Monday, June 01, 2009
Having a moment...
I know in my heart that she is going to be okay. BUT I miss her. I miss her so much. It's so hard to see her like this. So emotionless. So quiet. So limp. I miss her smile. I miss her kisses. I miss her words. I know this is all temporary. That soon enough I will have her back. But in this moment...I am heartbroken. I wasn't prepared for this. I knew there was a possibility for weakness but this is beyond weakness. I get blank stares. Sometimes I don't know if she is awake or sleeping with her one eye open.
None of the doctors are worried. They say to give it time.
The only thing getting me through this moment is the fact that we have seen NO SEIZURES. It is absolutely amazing. I hold on to that.
I also hold on to the thoughts and prayers sent by all of you. I feel beyond words the love I receive from people who care...some that I have never met...some that just found out about our journey. The words of wisdom from those who have been through what I am going through gives me hope.
We have had a day filled with joy. Progress made by Sophie. Thoughtful care packages sent from all over the country.
But at this moment...when I stare into her eyes...I wonder when I will get her back and it fills my heart with sadness.
It is not easy being in a children's hospital.
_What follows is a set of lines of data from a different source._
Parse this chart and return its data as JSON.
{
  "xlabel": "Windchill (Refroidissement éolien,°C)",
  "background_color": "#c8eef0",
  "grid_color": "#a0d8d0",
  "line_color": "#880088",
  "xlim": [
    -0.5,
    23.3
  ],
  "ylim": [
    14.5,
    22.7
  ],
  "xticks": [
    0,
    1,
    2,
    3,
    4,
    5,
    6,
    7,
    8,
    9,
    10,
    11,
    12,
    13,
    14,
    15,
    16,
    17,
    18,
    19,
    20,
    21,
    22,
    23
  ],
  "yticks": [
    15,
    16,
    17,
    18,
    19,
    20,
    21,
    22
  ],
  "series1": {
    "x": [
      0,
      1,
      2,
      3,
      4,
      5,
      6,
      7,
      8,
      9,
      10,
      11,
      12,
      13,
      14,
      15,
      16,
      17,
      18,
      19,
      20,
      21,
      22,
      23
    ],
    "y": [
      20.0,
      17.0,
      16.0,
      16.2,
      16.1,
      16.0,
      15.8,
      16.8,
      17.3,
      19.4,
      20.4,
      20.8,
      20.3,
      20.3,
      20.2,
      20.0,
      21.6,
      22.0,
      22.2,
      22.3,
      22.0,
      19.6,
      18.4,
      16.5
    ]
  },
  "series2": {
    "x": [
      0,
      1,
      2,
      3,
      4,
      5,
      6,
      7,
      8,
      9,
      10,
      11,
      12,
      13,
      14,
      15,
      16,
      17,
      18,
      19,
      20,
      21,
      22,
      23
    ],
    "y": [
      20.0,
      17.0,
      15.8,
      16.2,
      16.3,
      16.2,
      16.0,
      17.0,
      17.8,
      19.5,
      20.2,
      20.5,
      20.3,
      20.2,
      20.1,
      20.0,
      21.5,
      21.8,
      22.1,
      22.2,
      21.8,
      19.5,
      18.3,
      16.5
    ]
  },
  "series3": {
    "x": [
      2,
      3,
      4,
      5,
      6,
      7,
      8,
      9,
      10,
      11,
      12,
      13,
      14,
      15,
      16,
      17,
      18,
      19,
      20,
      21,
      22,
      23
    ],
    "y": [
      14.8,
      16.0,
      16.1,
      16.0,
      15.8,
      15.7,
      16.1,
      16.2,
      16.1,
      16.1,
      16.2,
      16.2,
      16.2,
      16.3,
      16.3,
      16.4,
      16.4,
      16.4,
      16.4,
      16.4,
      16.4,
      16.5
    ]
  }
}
There is sadness all around. Crying parents. Crying babies. Parents who are given no hope at all. Toddlers crying for their parents that are no where to be found. It breaks my heart. It is hard to watch others suffer.
I feel selfish. For not being more patient. For feeling sad when the doctor's are so hopeful. For wanting so much more when I am surrounded by those who have yet to experience the joyful things that I have experienced with Sophie and who may never experience those things with their child.
I pray for our last roommate...a baby girl who is only 5 months old and diagnosed with Infantile Spasms and Aicardi Syndrome. Her parents are way too young to care for her and her mom is ready to give up. Fortunately, her grandmother is fighting for her.
I pray for the young mom sobbing in the PICU because someone shook her baby and she doesn't know how she is going to care for her child.
I know these are a lot of random thoughts. I think the week has caught up to me. That a mental breakdown was bound to happen. It just seems like life is so unfair and I am not talking about me. For these children. Who have to suffer. It just doesn't make sense.